KEPASTIAN HUKUM ATAS DUALISME SISTEM KEPEMILIKAN TANAH KESULTANAN DAERAH ISTIMEWA YOGYAKARTA DITINJAU DARI UNDANG-UNDANG NOMOR 5 TAHUN 1960 TENTANG PERATURAN DASAR POKOK-POKOK AGRARIA DAN UNDANG-UNDAN.

KEPASTIAN HUKUM ATAS DUALISME SISTEM KEPEMILIKAN
TANAH KESULTANAN DAERAH ISTIMEWA YOGYAKARTA
DITINJAU DARI UNDANG-UNDANG NOMOR 5 TAHUN 1960
TENTANG PERATURAN DASAR POKOK-POKOK AGRARIA
DAN UNDANG-UNDANG NOMOR 13 TAHUN 2012 TENTANG
KEISTIMEWAAN DAERAH ISTIMEWA YOGYAKARTA
ABSTRAK
Dalam rangka menjamin kepastian hukum bagi kepemilikan
tanah kesultanan, Yogyakarta tidak hanya menerapkan aturan
hukum tanah Nasional atau dikenal dengan UUPA saja. Hal ini
dikarenakan Indonesia juga mengenal kesatuan kekhususan pada
tiap-tiap daerahnya maka diberlakukan Undang-Undang lain yang
mengatur secara langsung kekhususan tersebut, yaitu UndangUndang Nomor 13 Tahun 2012 Tentang Keistimewaan Daerah
Istimewa Yogyakarta. Dikarenakan Yogyakarta dalam pengaturan
hukum tanah masih bersifat dualisme, dimana aturan tanah yang
diberlakukan adalah aturan hukum kerajaan dan aturan hukum
nasional. Adapun tujuan dari penelitian ini adalah untuk
mengetahui dan menganalisis bentuk dari kepastian hukum hak
pakai diatas hak milik atas tanah Kesultanan dan bentuk dari
tindakan hukum yang dapat dilakukan oleh pihak Sultan jika terjadi
sengketa atas tanah kesutanan.

Penelitian ini dilakukan dengan pendekatan yuridis normatif
dengan metode deskriptif analitis, yaitu memfokuskan masalah
berdasarkan data-data yang diperoleh baik data hukum primer
maupun data hukum sekunder yang berasal dari hasil studi
kepustakaan dan wawancara yang kemudian dianalisa
berdasarkan hukum positif Indonesia khususnya Undang-Undang
Dasar Pokok-Pokok Agraria dan Undang-Undang Keistimewaan
Daerah Isitimewa Yogyakarta untuk mendapatkan gambaran
secara utuh dan menyeluruh mengenai kepastian hukum atas
dualisme sistem kepemilikan tanah kesultanan.

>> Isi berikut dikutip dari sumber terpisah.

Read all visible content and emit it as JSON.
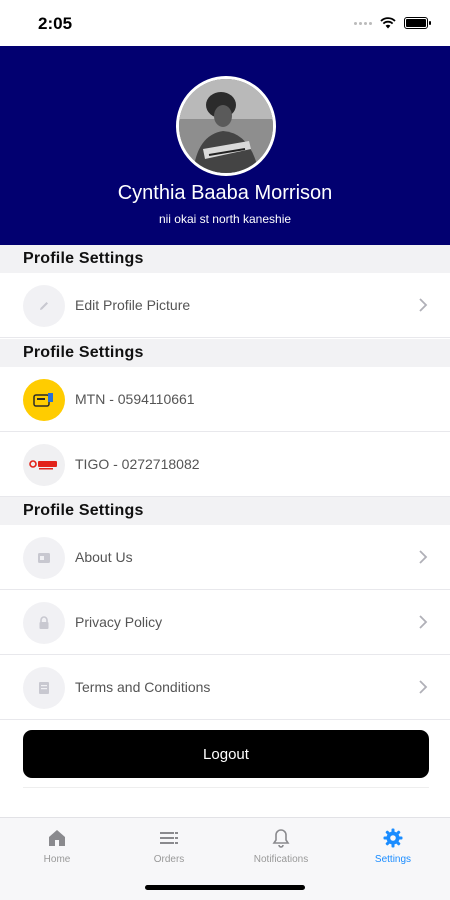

Bentuk dari kepastian hukum kepemilikan tanah Kesultanan
di DIY dapat dilakukan dengan cara mendaftaran hak pakai tanah
diatas hak milik, melalui perjanjian dari pihak Keraton dan BPN.

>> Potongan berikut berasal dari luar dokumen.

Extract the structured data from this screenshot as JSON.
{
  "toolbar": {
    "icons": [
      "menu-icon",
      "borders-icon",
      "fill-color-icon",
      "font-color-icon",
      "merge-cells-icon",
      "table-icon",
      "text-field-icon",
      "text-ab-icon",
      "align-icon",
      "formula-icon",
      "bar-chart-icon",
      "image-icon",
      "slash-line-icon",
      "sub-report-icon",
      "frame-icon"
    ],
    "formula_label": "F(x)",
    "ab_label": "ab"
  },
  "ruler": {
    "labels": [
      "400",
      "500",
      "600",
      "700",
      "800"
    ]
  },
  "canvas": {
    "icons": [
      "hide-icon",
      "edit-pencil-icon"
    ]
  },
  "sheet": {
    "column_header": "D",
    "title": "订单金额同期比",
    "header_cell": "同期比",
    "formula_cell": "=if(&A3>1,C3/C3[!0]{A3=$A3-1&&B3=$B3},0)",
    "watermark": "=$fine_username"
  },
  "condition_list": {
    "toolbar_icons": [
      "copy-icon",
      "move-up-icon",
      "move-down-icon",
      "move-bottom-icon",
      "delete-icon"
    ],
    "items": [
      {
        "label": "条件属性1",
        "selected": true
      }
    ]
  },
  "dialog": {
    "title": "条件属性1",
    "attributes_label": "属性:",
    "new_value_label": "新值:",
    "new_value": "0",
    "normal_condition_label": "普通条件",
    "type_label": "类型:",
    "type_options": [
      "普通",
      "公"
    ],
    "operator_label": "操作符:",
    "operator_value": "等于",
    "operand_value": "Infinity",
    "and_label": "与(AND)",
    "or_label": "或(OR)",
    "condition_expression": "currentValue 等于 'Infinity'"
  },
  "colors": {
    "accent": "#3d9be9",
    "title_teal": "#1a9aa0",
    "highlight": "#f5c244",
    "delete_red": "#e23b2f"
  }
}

Pendaftaran hak pakai tersebut memperoleh sertipikat hak pakai
guna untuk mendapatkan kepastian hukum, jika tidak maka
sewaktu-waktu akan timbul sengketa kepemilikan tanah. Dimana
tindakan hukum yang dapat dilakukan adalah dari pihak sultan
kepada masyarakat yang mendiami tanah kesultanan tersebut,
sultan dengan kewenangannya dapat sewaktu-waktu mencabut
izin pakai tanah tersebut baik terjadi sengketa maupun tidak

digunakan sebagaimana perjanjian tanah tersebut dibuat.